I knew she was right and that I needed to be focused on the good what-if’s even as I struggled with the bad what-ifs.

My mom and others sent a ton of encouraging verses on to me over my five-day stay and even over this last week and I held on to one of them as my prayer: that God would give me the peace that passes all understanding throughout my ordeal.

Philippians 4:6-8

6Do not be anxious about anything, but in every situation, by prayer and petition, with thanksgiving, present your requests to God. And the peace of God, which transcends all understanding, will guard your hearts and your minds in Christ Jesus.

Finally, brothers and sisters, whatever is true, whatever is noble, whatever is right, whatever is pure, whatever is lovely, whatever is admirable—if anything is excellent or praiseworthy—think about such things.

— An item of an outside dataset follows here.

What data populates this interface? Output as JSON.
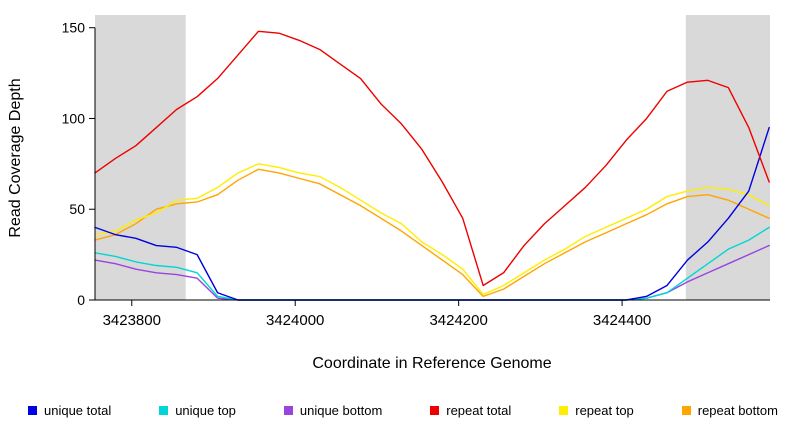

I did my best to focus on the good things each day. I focused on the times the trembling was better or the times my head was a little more clear than the day, or hour (ha), before. I focused on the meals I could eat and taste. I focused on how I could talk to my family even in the hospital. I would also focus on the good moments with my roommate, the times her breathing was better or she could rest.

There were many times during my ordeal that peace settled over me and there are many times that peace settles on me now as I recover. There are days, though, I have to pray for that peace, ask God again to give it to me as he did in the hospital. I will never stop asking for it and claiming it in his name.

I  will keep praying for it until it is manifest in my life.

I have a small book that a friend gave to me years ago and one thing it says in the book is to call upon the healing we want until that healing comes and that is what I am doing right now. I am declaring healing for my body but especially for my mind and my spirit. And I am declaring internal peace.